Blizzard Bags

Winter fell and trail running in remote areas can be hazardous.

Have you ever had to stop running whilst wearing only a thin base layer and waterproof top? If so you will have realised that it doesn’t take long to get cold.  Although you might not feel too cold whilst running, even in wet and windy weather, as soon as you stop exercising and thus producing heat you begin to cool down rapidly.

Descending White Side

remote running in bad weather

An enforced stop, a sprained ankle for example, can easily lead to the onset of hypothermia in such conditions.

One great piece of kit that I carry on remote runs is a Blizzard Survival Bag.  This is made of a highly thermally efficient material with a warmth to weight ratio exceeding even goose down.  What’s more it is durable and efficient even when wet.

Blizzard Bag

Blizzard Bag

The Active Range version weighs only 280 grams and is small enough to fit into a bumbag.  It comes vacuum packed for ease of transport and once opened unfolds into a full length sleeping bag.

Blizzard Survival Bag for running

lightweight and easy to carry

Blizzard Bag for runners

easily opens to sleeping bag size

It works by trapping a layer of air between two layers of thermally reflective material.  Once inside, the draw cord can be pulled tight around your head leaving a small breathing space and keeping you out of the wind and rain.  Any heat your body gives off is retained within the bag rather than being lost to the elements.

Sat in a Blizzard Bag

snug inside the bag

At a little over £20 Blizzard Bags are a really good investment.  It’s the first thing that goes into my bag when I’m off running or walking in remote areas.

Next time you’re out on a remote run think about what would happen if you or one of your group had to stop for a length of time.  What state would you be in by the time help arrived?  This bag might be the difference between an uncomfortable wait and something much more serious.

So get out there, run and enjoy the worst that the winter can throw at us, but stay safe.

 

Running on Ice

Icy conditions have made fell running training a little difficult recently.

Although deep snow is difficult to run through it is actually great for training.  You have to work harder as the snow provides resistance to your forwards movement, you have to lift your knees higher and so bring into play muscles that you don’t normally use and if you do fall over (which is inevitable) you usually end up with a soft landing.

The problems start when conditions underfoot are icy such as when the snow melts during the day then refreezes at night or where it gets compressed into a hard, frozen layer.  I have been asked by several people recently how I continue training when it gets icy.

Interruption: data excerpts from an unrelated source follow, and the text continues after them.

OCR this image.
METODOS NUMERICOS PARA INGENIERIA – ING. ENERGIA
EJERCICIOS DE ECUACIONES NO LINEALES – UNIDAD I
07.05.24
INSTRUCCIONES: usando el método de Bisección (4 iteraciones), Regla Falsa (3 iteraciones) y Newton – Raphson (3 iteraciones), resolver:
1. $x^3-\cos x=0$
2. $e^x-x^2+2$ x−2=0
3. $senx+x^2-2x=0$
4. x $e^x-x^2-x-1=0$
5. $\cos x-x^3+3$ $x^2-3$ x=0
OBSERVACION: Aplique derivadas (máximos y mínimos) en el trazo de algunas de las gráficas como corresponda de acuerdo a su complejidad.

One way is to use Micro-spikes.  I use Kahtoola. These are basically scaled down walking crampons that simply attach to your shoe and are held in place by stretchy rubber. They can be put on in around 10 seconds per foot and taken off in a fraction of that.  Reasonably small and light I simply carry them in my bum bag or rucksack and put them on when needed.

I find them a really great piece of kit which allow me to keep training on terrain that might otherwise be too difficult to run on.